Can you try this example? templateCommandMultivariateBSplineSyN.sh from here

https://github.com/ntustison/TemplateBuildingExample/blob/master/BrainSlices/templateCommandMultivariateBSplineSyN.sh

cookpa avatar Apr 26 '22 13:04 cookpa

It works well. I also tested with a parallel call using the following -c 2 -j 6. So either something is wrong with my data or my script. I keep looking.

valeryozenne avatar Apr 26 '22 16:04 valeryozenne

looks like this system might be configured in french, can you export LC_ALL=C to override the localization settings and see if that fixes things?

gdevenyi avatar Apr 26 '22 16:04 gdevenyi

Good suggestion @gdevenyi

I am really puzzled by the intermittent nature of the problem. Is it possible that a disk is filling up or a quota is being enforced?

cookpa avatar Apr 26 '22 16:04 cookpa

My other thought was something malformed in the CSV? (we haven't seen it). Some of my users helpfully make their files on OSX/windows and end up with broken line endings.

gdevenyi avatar Apr 26 '22 16:04 gdevenyi

Yes, Python defaults to Excel style for CSV, which uses Windows newlines regardless of the system.

Some other suggestions:

  1. Ensure each run starts fresh, don't re-run over existing output. Let us know if the problem is reproducible that way.
  2. You can try bash -x antsMultivariateTemplateConstruction2.sh ... | tee debugLog.txt to enable debug mode. This will print a lot of information to the terminal, but might yield some clues

cookpa avatar Apr 26 '22 17:04 cookpa

Thanks a lot for all suggestions. Here is my status:

I'm currently lost ! Indeed, before trying the suggestion of @gdevenyi . I re-run the script , and I cannot currently reproduce the problem anymore. But I have no idea why.

The .csv were fine.
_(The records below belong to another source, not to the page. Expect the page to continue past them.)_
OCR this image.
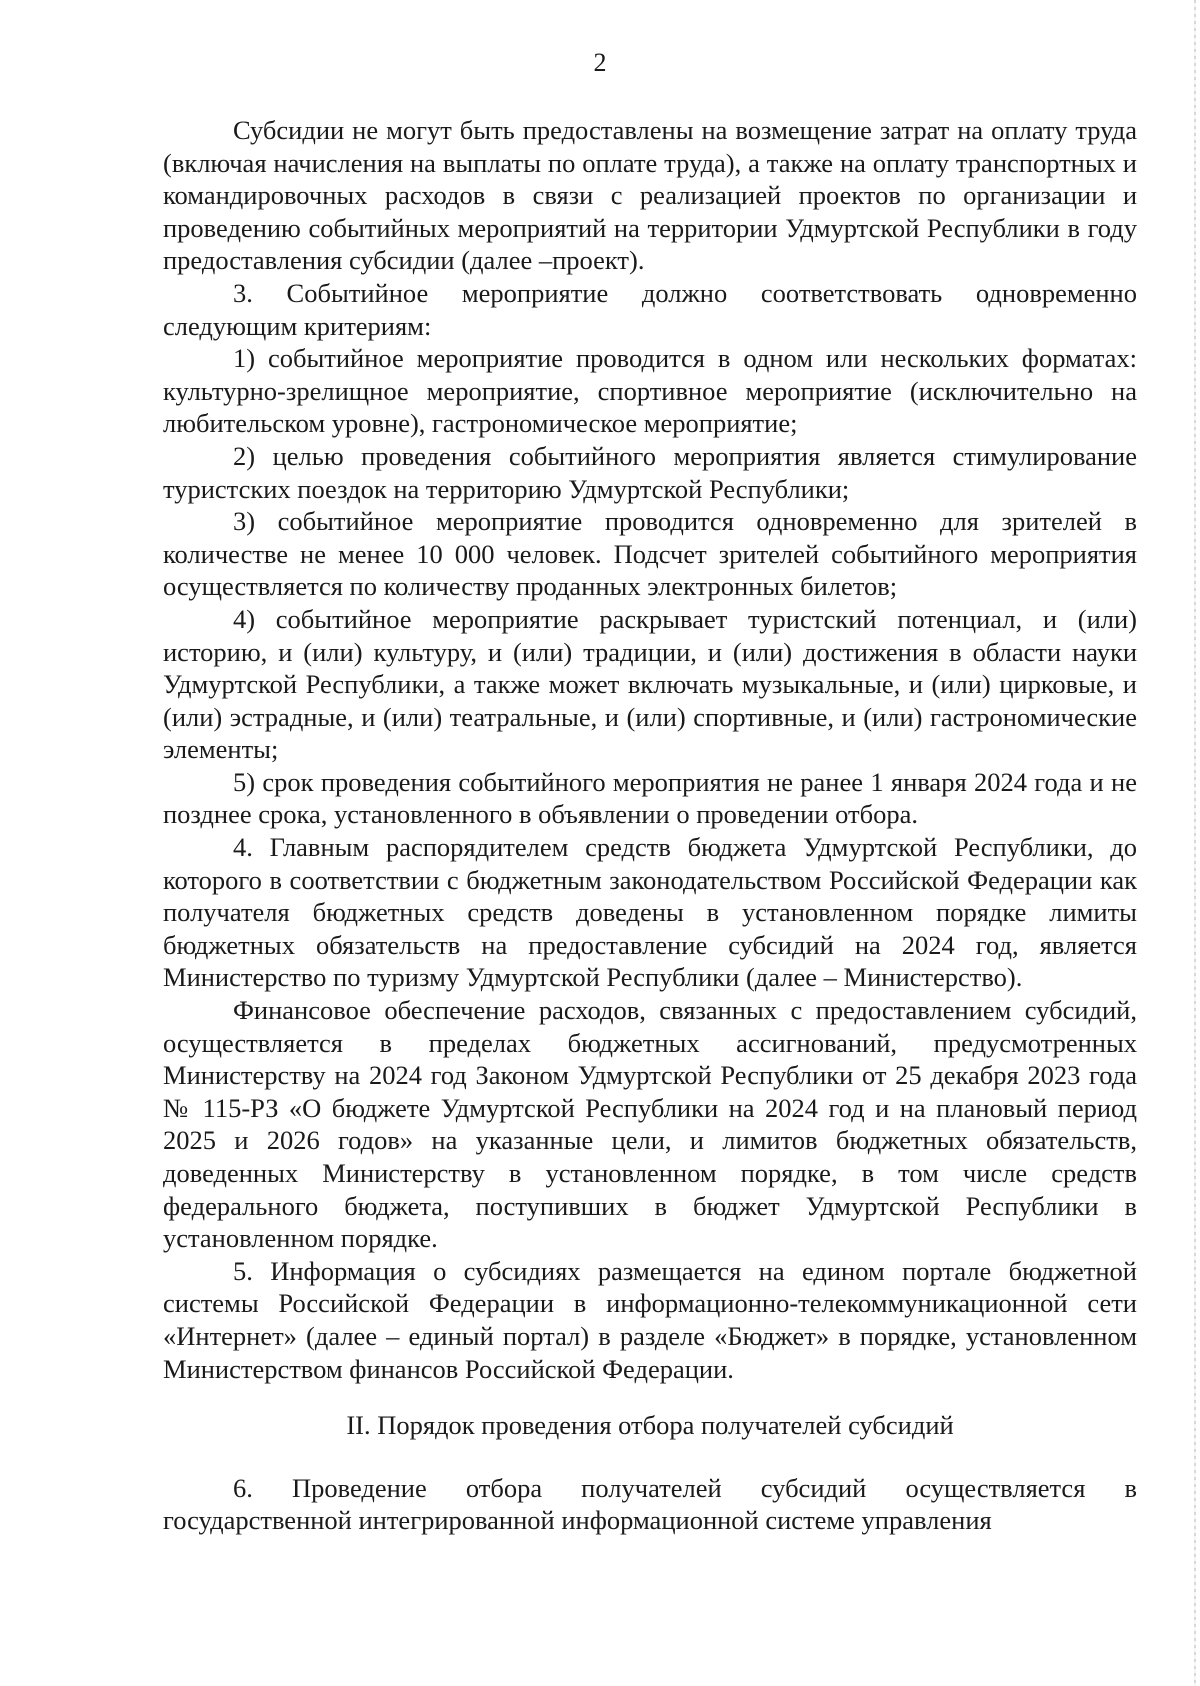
2

Субсидии не могут быть предоставлены на возмещение затрат на оплату труда (включая начисления на выплаты по оплате труда), а также на оплату транспортных и командировочных расходов в связи с реализацией проектов по организации и проведению событийных мероприятий на территории Удмуртской Республики в году предоставления субсидии (далее –проект).

3. Событийное мероприятие должно соответствовать одновременно следующим критериям:

1) событийное мероприятие проводится в одном или нескольких форматах: культурно-зрелищное мероприятие, спортивное мероприятие (исключительно на любительском уровне), гастрономическое мероприятие;

2) целью проведения событийного мероприятия является стимулирование туристских поездок на территорию Удмуртской Республики;

3) событийное мероприятие проводится одновременно для зрителей в количестве не менее 10 000 человек. Подсчет зрителей событийного мероприятия осуществляется по количеству проданных электронных билетов;

4) событийное мероприятие раскрывает туристский потенциал, и (или) историю, и (или) культуру, и (или) традиции, и (или) достижения в области науки Удмуртской Республики, а также может включать музыкальные, и (или) цирковые, и (или) эстрадные, и (или) театральные, и (или) спортивные, и (или) гастрономические элементы;

5) срок проведения событийного мероприятия не ранее 1 января 2024 года и не позднее срока, установленного в объявлении о проведении отбора.

4. Главным распорядителем средств бюджета Удмуртской Республики, до которого в соответствии с бюджетным законодательством Российской Федерации как получателя бюджетных средств доведены в установленном порядке лимиты бюджетных обязательств на предоставление субсидий на 2024 год, является Министерство по туризму Удмуртской Республики (далее – Министерство).

Финансовое обеспечение расходов, связанных с предоставлением субсидий, осуществляется в пределах бюджетных ассигнований, предусмотренных Министерству на 2024 год Законом Удмуртской Республики от 25 декабря 2023 года № 115-РЗ «О бюджете Удмуртской Республики на 2024 год и на плановый период 2025 и 2026 годов» на указанные цели, и лимитов бюджетных обязательств, доведенных Министерству в установленном порядке, в том числе средств федерального бюджета, поступивших в бюджет Удмуртской Республики в установленном порядке.

5. Информация о субсидиях размещается на едином портале бюджетной системы Российской Федерации в информационно-телекоммуникационной сети «Интернет» (далее – единый портал) в разделе «Бюджет» в порядке, установленном Министерством финансов Российской Федерации.

II. Порядок проведения отбора получателей субсидий

6. Проведение отбора получателей субсидий осуществляется в государственной интегрированной информационной системе управления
Here is the output of "locale" command:

vozenne@bigcalculo:/workspace_QMRI/PROJECTS_DATA/2022_RECH_Template_Bruker/CODE_ANTs$ locale
LANG=C.UTF-8
LANGUAGE=
LC_CTYPE="C.UTF-8"
LC_NUMERIC="C.UTF-8"
LC_TIME="C.UTF-8"
LC_COLLATE="C.UTF-8"
LC_MONETARY="C.UTF-8"
LC_MESSAGES="C.UTF-8"
LC_PAPER="C.UTF-8"
LC_NAME="C.UTF-8"
LC_ADDRESS="C.UTF-8"
LC_TELEPHONE="C.UTF-8"
LC_MEASUREMENT="C.UTF-8"
LC_IDENTIFICATION="C.UTF-8"
LC_ALL=

`` So I have some templates to build in the next days. I keep you notice when if it is coming back. I might have some future question about parcellation.

valeryozenne avatar Apr 26 '22 17:04 valeryozenne

Related to the CSV file, I can confirm that if I make an imagelist.csv the old fashioned way on Mac OS (definitely no Windows newlines), I can run

${ANTSPATH}/antsMultivariateTemplateConstruction2.sh \
  -d 2 \
  -o ${outputPath}T_ \
  -i 4 \
  -g 0.2 \
  -j 4 \
  -c 2 \
  -k 2 \
  -w 1x1 \
  -f 8x4x2x1 \
  -s 3x2x1x0 \
  -q 100x70x50x10 \
  -n 1 \
  -r 1 \
  -l 1 \
  -m CC[2] \
  -t BSplineSyN[0.1,26,0] \
  imagelist.csv

correctly on the brain slices.

cookpa avatar Apr 26 '22 17:04 cookpa